Its actually quite a funny film at times, but you get the impression that a lot of the humour was either unintentional or there to pad out the fact that the story wasn't quite up to scratch. The visual effects aren't as good because ILM couldn't do it, and the poor guys they drafted in to do it had half the required time to get it together. Surprisingly, the film apparently did alright when it opened, but it wasn't long before the critics began hurling words like "mess" and "shambles", and not without some justification. Now, that said, The Final Frontier isn't a complete failure. The campfire scene between Kirk, Bones and Spock is cool. You can't help but laugh when Scotty walks into the wall and knocks himself out, while in the middle of saying "I know this ship like the back of my hand..." (then again, this is such an obviously slapstick moment), and the scene where the character's inner demons are brought out into the open is one that I've always remembered. Then of course, we have Kirk questioning "God" like only Kirk would. I agree, what the hell does God need with a starship? The brilliant David Warner also makes an appearance, but as we know he would return in the next film and do much better. Was that a conscious decision, I wonder?
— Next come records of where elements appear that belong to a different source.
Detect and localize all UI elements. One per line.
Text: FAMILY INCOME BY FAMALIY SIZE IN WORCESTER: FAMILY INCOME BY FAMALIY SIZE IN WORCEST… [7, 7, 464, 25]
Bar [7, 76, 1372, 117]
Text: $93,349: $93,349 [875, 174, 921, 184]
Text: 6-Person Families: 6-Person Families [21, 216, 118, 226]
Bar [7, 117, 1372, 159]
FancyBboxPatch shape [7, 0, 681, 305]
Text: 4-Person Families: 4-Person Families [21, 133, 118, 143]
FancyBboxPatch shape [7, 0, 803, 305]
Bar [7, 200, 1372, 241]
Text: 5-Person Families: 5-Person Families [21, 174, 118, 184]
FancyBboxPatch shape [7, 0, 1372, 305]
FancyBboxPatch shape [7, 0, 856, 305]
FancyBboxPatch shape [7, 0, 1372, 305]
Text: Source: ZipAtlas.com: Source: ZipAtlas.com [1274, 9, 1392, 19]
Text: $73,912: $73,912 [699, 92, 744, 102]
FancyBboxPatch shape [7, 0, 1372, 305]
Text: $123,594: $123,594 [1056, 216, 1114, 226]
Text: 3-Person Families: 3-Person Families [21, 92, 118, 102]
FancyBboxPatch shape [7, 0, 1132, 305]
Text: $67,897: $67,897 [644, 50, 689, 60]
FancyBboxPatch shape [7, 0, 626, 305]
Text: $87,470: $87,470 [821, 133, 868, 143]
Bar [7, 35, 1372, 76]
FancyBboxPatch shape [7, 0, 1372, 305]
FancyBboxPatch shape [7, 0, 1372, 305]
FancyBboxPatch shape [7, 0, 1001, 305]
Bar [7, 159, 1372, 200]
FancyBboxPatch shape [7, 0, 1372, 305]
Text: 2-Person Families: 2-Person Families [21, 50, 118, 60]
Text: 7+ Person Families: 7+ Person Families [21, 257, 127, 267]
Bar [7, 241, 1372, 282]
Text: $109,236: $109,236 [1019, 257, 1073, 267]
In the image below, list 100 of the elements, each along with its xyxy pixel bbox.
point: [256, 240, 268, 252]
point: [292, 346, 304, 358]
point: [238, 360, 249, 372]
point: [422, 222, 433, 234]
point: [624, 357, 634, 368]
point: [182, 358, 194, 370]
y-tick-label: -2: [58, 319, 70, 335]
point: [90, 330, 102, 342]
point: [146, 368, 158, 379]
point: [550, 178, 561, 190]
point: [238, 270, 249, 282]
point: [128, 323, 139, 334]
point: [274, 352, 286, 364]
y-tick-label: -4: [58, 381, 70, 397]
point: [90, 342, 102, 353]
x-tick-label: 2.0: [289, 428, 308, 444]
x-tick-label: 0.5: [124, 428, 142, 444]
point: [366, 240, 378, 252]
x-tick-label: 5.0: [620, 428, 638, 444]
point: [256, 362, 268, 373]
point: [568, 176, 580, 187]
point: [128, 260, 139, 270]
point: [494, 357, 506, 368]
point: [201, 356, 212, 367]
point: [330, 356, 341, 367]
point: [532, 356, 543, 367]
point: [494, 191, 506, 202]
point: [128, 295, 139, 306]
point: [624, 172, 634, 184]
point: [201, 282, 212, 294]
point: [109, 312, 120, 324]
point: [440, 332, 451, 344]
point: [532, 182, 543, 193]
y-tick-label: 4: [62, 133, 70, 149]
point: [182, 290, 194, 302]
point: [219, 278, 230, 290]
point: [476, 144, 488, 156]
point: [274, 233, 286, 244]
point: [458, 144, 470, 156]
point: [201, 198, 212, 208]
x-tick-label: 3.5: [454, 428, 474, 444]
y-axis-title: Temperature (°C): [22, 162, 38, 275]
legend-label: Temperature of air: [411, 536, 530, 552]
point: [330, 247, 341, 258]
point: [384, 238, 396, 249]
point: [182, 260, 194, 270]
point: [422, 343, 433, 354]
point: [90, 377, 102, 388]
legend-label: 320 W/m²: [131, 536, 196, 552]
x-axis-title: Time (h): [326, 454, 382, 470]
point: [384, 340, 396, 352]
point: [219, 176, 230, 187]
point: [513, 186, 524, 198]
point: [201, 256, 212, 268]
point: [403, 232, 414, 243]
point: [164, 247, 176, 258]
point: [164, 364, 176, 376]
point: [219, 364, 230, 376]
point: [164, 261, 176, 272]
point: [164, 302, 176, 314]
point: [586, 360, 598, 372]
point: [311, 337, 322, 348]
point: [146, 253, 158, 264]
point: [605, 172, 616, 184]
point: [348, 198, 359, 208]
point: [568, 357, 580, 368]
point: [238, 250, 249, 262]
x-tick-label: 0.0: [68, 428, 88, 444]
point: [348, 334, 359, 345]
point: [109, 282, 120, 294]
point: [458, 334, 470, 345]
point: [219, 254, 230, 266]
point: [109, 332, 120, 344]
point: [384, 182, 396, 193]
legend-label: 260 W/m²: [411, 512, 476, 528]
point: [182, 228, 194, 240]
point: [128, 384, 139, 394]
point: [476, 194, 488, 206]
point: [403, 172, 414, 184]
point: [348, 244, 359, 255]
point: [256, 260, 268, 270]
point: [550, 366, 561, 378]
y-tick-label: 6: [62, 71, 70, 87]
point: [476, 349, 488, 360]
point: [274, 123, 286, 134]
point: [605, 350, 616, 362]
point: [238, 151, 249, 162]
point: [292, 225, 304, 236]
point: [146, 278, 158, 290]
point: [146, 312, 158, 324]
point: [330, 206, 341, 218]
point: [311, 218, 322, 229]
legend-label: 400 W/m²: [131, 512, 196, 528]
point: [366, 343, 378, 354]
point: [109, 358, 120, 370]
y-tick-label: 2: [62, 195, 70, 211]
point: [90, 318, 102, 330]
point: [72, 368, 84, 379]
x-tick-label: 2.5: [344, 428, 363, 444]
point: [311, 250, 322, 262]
If you're a fan of Trek, even the weaker movies have some value and are worth watching, if only to get an idea of just how much better the high points of the series really are. The Final Frontier is more of a curiosity than anything else, as it does show some glimmers of potential. Had they had more time and the budget they needed, I'm sure it would have turned out a lot better. Thankfully, with the next film in the series, they got back on track in a big way and produced a fitting end to the series of original Trek films. That film is unmissable. You can safely skip this one, however.